XML parsing¶
untangle¶
untangle is a simple library which takes an XML document and returns a Python object which mirrors the nodes and attributes in its structure.
For example, an XML file like this:
<?xml version="1.0"?>
<root>
<child name="child1">
</root>
can be loaded like this:
import untangle
obj = untangle.parse('path/to/file.xml')
and then you can get the child element’s name attribute like this:
obj.root.child['name']
untangle also supports loading XML from a string or a URL.
xmltodict¶
xmltodict is another simple library that aims at making XML feel like working with JSON.
An XML file like this:
<mydocument has="an attribute">
<and>
<many>elements</many>
<many>more elements</many>
</and>
<plus a="complex">
element as well
</plus>
</mydocument>
can be loaded into a Python dict like this:
import xmltodict
with open('path/to/file.xml') as fd:
doc = xmltodict.parse(fd.read())
and then you can access elements, attributes, and values like this:
doc['mydocument']['@has'] # == u'an attribute'
doc['mydocument']['and']['many'] # == [u'elements', u'more elements']
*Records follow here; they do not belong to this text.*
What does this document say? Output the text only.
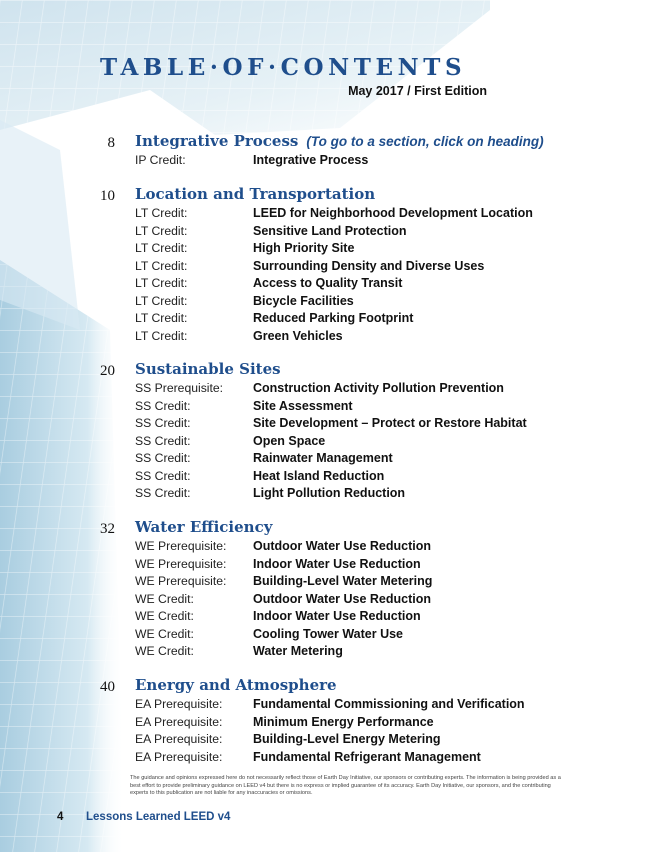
TABLE·OF·CONTENTS
May 2017 / First Edition
8 Integrative Process (To go to a section, click on heading)
IP Credit:	Integrative Process
10 Location and Transportation
LT Credit:	LEED for Neighborhood Development Location
LT Credit:	Sensitive Land Protection
LT Credit:	High Priority Site
LT Credit:	Surrounding Density and Diverse Uses
LT Credit:	Access to Quality Transit
LT Credit:	Bicycle Facilities
LT Credit:	Reduced Parking Footprint
LT Credit:	Green Vehicles
20 Sustainable Sites
SS Prerequisite: Construction Activity Pollution Prevention
SS Credit:	Site Assessment
SS Credit:	Site Development – Protect or Restore Habitat
SS Credit:	Open Space
SS Credit:	Rainwater Management
SS Credit:	Heat Island Reduction
SS Credit:	Light Pollution Reduction
32 Water Efficiency
WE Prerequisite: Outdoor Water Use Reduction
WE Prerequisite: Indoor Water Use Reduction
WE Prerequisite: Building-Level Water Metering
WE Credit:	Outdoor Water Use Reduction
WE Credit:	Indoor Water Use Reduction
WE Credit:	Cooling Tower Water Use
WE Credit:	Water Metering
40 Energy and Atmosphere
EA Prerequisite: Fundamental Commissioning and Verification
EA Prerequisite: Minimum Energy Performance
EA Prerequisite: Building-Level Energy Metering
EA Prerequisite: Fundamental Refrigerant Management
The guidance and opinions expressed here do not necessarily reflect those of Earth Day Initiative, our sponsors or contributing experts. The information is being provided as a best effort to provide preliminary guidance on LEED v4 but there is no express or implied guarantee of its accuracy. Earth Day Initiative, our sponsors, and the contributing experts to this publication are not liable for any inaccuracies or omissions.
4 Lessons Learned LEED v4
doc['mydocument']['plus']['@a'] # == u'complex'
doc['mydocument']['plus']['#text'] # == u'element as well'
xmltodict also lets you roundtrip back to XML with the unparse function, has a streaming mode suitable for handling files that don’t fit in memory, and supports XML namespaces.
xmlschema¶
xmlschema provides support for using XSD-Schemas in Python.
Unlike other XML libraries, automatic type parsing is available, so f.e. if the schema defines an element to be of type int
, the parsed dict
will contain also an int
value for that element.
Moreover the library supports automatic and explicit validation of XML documents against a schema.
from xmlschema import XMLSchema, etree_tostring
# load a XSD schema file
schema = XMLSchema("your_schema.xsd")
# validate against the schema
schema.validate("your_file.xml")
# or
schema.is_valid("your_file.xml")
# decode a file
data = schmema.decode("your_file.xml")
# encode to string
s = etree_tostring(schema.encode(data))